First create a file called mpihello.py containing the following Python code:

from mpi4py import MPI
comm = MPI.COMM_WORLD
name=MPI.Get_processor_name()
print("hello world")
print(("name:",name,"my rank is",comm.rank))

 

As we are on an interactive node, and have four cores allocated (as per the original srun command) we can test this code as follows:

mpirun python mpihello.py

 

Note: we must run Python with the mpirun wrapper in order to execute MPI code. The output will be:

 

hello world
('name:', 'arc-c304', 'my rank is', 0)
hello world
('name:', 'arc-c304', 'my rank is', 1)
hello world
('name:', 'arc-c304', 'my rank is', 2)
hello world
('name:', 'arc-c304', 'my rank is', 3)

 

The above is correct output, each allocated core has run the code and outputted the string "hello world" and given its hostname and MPI rank.

For a more real world example we will take the same hello world code and run it in a batch script on multiple nodes in the development partition, the example submission script is as follows, it should be located in the same directory as mpihello.py and named runmpi.sh :

#!/bin/bash

#SBATCH --nodes=2
#SBATCH --ntasks-per-node=4
#SBATCH --partition=devel
#SBATCH --job-name=PyHello
#SBATCH --time=00:10:00

module purge
module load Anaconda3/2020.11
module load foss/2020a

source activate $DATA/mpienv

mpirun python ./mpihello.py

 

Note: There is no need to specify the number of tasks to the mpirun command. All ARC built MPI libraries are SLURM aware and are able to determine the task count.
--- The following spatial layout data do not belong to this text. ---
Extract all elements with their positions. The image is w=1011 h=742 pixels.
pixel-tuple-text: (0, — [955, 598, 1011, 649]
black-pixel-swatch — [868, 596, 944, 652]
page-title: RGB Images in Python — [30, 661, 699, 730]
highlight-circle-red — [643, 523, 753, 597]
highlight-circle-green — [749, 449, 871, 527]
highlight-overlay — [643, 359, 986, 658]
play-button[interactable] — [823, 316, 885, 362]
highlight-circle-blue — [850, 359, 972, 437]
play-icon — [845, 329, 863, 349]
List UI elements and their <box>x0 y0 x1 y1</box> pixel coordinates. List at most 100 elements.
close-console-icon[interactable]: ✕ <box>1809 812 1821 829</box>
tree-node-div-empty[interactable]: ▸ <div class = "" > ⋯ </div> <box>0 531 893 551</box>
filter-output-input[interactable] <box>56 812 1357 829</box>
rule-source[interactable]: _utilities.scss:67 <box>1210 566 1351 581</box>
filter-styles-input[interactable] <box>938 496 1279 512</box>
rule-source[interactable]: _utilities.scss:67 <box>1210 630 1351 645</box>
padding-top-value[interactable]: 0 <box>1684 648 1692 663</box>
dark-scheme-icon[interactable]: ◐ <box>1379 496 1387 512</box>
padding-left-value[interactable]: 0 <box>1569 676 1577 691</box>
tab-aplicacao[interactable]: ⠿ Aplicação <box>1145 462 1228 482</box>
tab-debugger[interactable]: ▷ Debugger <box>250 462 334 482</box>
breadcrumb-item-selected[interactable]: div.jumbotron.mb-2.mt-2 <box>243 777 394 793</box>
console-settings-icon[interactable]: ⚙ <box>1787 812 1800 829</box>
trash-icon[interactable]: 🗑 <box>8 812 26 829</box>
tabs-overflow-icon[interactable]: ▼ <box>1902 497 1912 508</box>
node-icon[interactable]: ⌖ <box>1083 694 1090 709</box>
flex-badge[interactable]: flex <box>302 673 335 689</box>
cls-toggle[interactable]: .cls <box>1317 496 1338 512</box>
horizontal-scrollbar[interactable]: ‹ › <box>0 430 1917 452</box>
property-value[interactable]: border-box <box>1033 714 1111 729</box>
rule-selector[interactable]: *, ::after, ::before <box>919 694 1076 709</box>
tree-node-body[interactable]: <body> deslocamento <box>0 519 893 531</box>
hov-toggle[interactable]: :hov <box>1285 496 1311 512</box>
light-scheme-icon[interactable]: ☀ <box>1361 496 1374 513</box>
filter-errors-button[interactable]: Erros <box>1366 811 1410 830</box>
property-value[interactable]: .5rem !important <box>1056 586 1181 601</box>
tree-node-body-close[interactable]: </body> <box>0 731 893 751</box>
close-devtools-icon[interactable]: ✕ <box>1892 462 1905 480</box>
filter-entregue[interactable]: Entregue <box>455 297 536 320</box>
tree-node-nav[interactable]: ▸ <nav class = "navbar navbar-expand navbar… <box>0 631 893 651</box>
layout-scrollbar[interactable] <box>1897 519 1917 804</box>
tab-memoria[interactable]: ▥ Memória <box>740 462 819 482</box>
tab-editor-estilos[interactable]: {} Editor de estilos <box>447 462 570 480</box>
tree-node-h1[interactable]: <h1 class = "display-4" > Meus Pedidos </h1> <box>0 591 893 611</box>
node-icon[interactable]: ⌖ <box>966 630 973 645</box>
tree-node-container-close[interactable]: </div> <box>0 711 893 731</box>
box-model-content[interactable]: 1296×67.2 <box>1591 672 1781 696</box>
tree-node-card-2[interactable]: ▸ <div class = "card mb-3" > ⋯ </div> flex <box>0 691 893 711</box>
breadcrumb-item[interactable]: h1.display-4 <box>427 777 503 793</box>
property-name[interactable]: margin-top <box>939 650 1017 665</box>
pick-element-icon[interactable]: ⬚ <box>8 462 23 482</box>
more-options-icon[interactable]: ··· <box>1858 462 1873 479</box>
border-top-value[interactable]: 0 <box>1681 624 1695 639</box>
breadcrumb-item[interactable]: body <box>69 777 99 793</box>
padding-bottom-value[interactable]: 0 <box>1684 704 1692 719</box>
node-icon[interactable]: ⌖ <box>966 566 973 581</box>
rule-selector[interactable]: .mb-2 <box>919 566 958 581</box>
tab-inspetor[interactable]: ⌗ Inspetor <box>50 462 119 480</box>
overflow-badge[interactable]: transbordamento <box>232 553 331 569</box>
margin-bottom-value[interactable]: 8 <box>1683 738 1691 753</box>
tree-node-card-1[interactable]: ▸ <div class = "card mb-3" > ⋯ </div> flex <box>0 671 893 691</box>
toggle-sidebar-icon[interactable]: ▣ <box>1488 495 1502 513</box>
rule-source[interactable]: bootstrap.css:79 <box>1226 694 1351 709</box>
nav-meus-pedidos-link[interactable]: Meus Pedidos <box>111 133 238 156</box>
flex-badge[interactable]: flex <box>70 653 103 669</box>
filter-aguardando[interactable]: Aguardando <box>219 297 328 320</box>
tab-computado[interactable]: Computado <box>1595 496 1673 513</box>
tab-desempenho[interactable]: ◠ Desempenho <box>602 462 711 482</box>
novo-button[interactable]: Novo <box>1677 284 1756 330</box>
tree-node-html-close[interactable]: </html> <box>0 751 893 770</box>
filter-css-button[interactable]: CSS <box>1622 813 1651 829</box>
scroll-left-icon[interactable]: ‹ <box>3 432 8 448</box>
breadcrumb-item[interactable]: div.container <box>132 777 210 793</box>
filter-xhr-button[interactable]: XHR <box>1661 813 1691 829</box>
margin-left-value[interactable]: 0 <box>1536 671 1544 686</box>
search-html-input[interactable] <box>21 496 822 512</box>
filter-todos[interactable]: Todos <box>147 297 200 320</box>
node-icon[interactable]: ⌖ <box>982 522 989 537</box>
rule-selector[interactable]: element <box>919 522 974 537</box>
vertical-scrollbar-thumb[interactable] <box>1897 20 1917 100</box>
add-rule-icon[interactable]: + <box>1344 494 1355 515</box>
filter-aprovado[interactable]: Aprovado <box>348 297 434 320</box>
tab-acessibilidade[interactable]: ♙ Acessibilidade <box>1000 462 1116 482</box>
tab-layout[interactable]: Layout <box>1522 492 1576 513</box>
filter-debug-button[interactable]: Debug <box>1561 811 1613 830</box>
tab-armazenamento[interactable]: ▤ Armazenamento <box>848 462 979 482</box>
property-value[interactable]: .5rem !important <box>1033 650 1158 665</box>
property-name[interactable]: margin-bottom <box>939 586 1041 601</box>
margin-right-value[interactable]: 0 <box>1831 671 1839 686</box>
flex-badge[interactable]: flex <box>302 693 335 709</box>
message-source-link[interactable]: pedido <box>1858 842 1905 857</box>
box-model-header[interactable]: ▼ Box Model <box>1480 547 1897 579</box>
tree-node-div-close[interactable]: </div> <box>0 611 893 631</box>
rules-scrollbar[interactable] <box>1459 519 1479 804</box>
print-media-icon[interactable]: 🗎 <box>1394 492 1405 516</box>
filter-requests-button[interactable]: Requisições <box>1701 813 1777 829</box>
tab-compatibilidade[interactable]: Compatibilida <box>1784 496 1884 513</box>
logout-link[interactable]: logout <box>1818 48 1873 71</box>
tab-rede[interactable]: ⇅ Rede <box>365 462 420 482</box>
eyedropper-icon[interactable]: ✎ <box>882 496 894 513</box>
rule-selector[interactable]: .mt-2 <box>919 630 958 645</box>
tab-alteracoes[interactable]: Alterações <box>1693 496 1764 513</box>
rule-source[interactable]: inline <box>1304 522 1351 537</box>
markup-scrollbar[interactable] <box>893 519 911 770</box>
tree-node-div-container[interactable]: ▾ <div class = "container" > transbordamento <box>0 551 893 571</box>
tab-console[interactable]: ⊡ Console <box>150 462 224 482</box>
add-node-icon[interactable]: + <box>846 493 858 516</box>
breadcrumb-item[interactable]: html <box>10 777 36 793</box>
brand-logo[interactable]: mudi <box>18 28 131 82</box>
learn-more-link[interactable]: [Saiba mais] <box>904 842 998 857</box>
Here you can see we have asked for two development nodes, with four MPI tasks on each node (a total of eight MPI tasks). Note we have also loaded BOTH the Anaconda3 and foss/2020a modules as used in the mpi4py build.

To submit the job, use the SLURM sbatch command

sbatch runmpi.sh

Once the  job completes, the SLURM output file should contain the following information from the job:

 

hello world
('name:', 'arc-c303', 'my rank is', 4)
hello world
('name:', 'arc-c303', 'my rank is', 5)
hello world
('name:', 'arc-c302', 'my rank is', 0)
hello world
('name:', 'arc-c302', 'my rank is', 1)
hello world
('name:', 'arc-c302', 'my rank is', 2)
hello world
('name:', 'arc-c302', 'my rank is', 3)
hello world
('name:', 'arc-c303', 'my rank is', 6)
hello world
('name:', 'arc-c303', 'my rank is', 7)

 

You can see from the above that the MPI processes are running on two hosts: arc-c302 and arc-c303 and there are four MPI ranks per host, as specified in the submission script.